The gap between “digitized” and “intelligent” replenishment is where millions in revenue, customer loyalty, and operational efficiency are won or lost. Whether your grocery store replenishment is going to be a tale of success or a saga of misery from wastage or losses hinges on the accuracy of your forecasts and the adaptability of your order plans.
Many grocery retailers believe that replacing manual number-crunching with an inventory management system is the ultimate hack to cut stock issues, reduce waste, and unlock millions in savings. In reality, replenishment is far more intricate and influenced by complex variables, like volatile demand patterns, promotional demand fluctuations, supply chain disruptions, and ever-changing consumer preferences.
Moving from reactive number-crunching to predictive, AI-driven replenishment isn’t just an upgrade; it’s the new competitive baseline for grocery retailers.
Overlooking the Step Zero
Retailers may collect mountains of data, which is critical for demand and replenishment planning. But because the data is highly unstructured and riddled with gaps or noise, traditional modeling methods tend to over-engineer corrections, distorting the demand signals or discarding “problematic” inputs entirely, leaving critical demand insights on the table.
This snowballs into erroneous forecasts, faulty replenishment, and ultimately stock imbalances across all store locations, driving loss, wastage, and capital lock-ins.
This is exactly where AI-led demand modeling kicks off the transformative leap in forecasting accuracy and replenishment automation.
Instead of handling data noise and sparsity as exceptions, it automatically detects outliers and models demand at an ultragranular level, think SKUs and store location combinations, instead of category or sub-category level modeling.
Getting Equipped for Scale and Complexities
Thousands of SKUs across hundreds of store locations make the grocery store replenishment a massive puzzle of scale and complexity. Standard demand modeling approaches are static rule-based, meaning they can neither identify nor plan for demand dynamics for similar or different SKUs at different store locations.

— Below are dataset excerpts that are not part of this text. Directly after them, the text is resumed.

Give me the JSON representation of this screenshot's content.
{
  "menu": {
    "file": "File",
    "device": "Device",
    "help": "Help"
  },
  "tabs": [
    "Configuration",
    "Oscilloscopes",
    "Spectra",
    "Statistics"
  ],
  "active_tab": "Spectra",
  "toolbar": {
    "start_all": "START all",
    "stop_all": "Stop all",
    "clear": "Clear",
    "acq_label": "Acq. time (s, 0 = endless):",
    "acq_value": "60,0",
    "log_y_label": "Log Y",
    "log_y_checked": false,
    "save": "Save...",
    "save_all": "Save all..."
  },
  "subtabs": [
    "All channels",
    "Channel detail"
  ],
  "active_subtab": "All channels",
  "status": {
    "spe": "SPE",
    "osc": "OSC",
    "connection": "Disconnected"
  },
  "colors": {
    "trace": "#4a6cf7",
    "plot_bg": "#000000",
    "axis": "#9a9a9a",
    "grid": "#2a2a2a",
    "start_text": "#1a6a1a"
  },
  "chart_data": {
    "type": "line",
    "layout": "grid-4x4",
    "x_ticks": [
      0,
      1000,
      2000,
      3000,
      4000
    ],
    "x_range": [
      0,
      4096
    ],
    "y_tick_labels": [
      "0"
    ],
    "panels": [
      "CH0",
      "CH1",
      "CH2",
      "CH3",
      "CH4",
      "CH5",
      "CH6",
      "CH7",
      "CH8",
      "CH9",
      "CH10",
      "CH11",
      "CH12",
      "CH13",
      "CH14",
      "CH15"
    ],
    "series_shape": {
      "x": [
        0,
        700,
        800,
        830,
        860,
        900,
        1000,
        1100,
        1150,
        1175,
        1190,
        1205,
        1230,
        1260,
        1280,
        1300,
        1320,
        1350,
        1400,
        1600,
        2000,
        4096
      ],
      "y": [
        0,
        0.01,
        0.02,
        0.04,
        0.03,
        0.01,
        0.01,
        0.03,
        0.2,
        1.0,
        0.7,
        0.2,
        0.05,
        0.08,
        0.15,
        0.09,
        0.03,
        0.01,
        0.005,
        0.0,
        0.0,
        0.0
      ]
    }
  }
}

Further, the actual grocery store sales are hugely influenced by external factors, such as holidays, festivals, seasons, weather, and promotions. AI-led demand forecasting and replenishment naturally incorporates all these influencers as variables and models demand for all SKUs and store location combinations, achieving hyperlocal stock precision, something that is beyond the scope of traditional tools.
Understanding Promotional Demand and Its Impact
One of the most critical aspects of in-store promotions is often overlooked and unaccounted for in traditional demand planning and replenishment scenarios. While they plan for demand “lifts” that are expected during promotions, they tend to overlook any kind of demand “shifts” that might happen due to promo-induced demand fluctuations.
Let’s zoom out on this.
A top-seller during promotions also draws demand away from the regular performer on the shelves (same or different category). Inability to account for such demand shifts can not only cause overstock of non-promoted items, but also make promoted items go out of stock.
Projecting the problem over hundreds of stores gives a reality check of how food and grocery retailers miss out on promotional gains despite planning for them in the first place.
AI-led promotional planning accounts for both demand shifts and lifts for each SKU-store combination, offering highly precise order plans that ensure stock balance, minimize wastage due to overstocking, and boost promotional revenue.
Interface Switching for Vendor and Supply Variations
Grocery retailers are working with multiple service providers and vendors at a time. This means they are switching among multiple management software or interfaces. Now, despite having the automation at their disposal, the inability to integrate supply and vendor-side factors with demand planning and replenishment systems renders it inefficient.
Standard, one-size-fits-all inventory planning systems plan for days of stock, safety stocks, etc. They don’t allow retailers to actually input supply and vendor-side variables, like supply calendars, blackout days, local holidays, fill rates, etc., for optimizing the order plans for each location.
On the other hand, AI-driven demand planning and replenishment inherently factor in all such variables, ensuring a highly robust, wholesome, and reliable replenishment planning that adapts to the supply chain realities.
Siloed Planning Across Warehouse, Distribution Centres, and Stores
Another bottleneck for grocery retailers is the inability to look beyond the store inventory during replenishment planning. This gives a siloed view of store-level inventory, while stock could be languishing across warehouses, distribution centres, or dark stores.
AI-led demand planning and replenishment automation consider inventory at all locations, and help optimize stock for direct-to-store orders, warehouse orders, DC orders, and so on. Hence, retailers can unlock holistic inventory optimization, which reduces stock imbalances, boosts inventory turnover, and minimizes wastage.
The Takeaway
The exhaustive planning and modeling superiority deliver both strategic resilience and near-term ROI, stemming from the unparalleled computation power of AI-led demand planning and auto-replenishment frameworks.
Be it the agility and demand modeling finesse required for an uncertain market, or sustainability goals, be it multi-format retailing or improvements in margins – AI-led solutions deliver across all business goals, setting them class apart from traditional systems and the game-changers in modern grocery retail.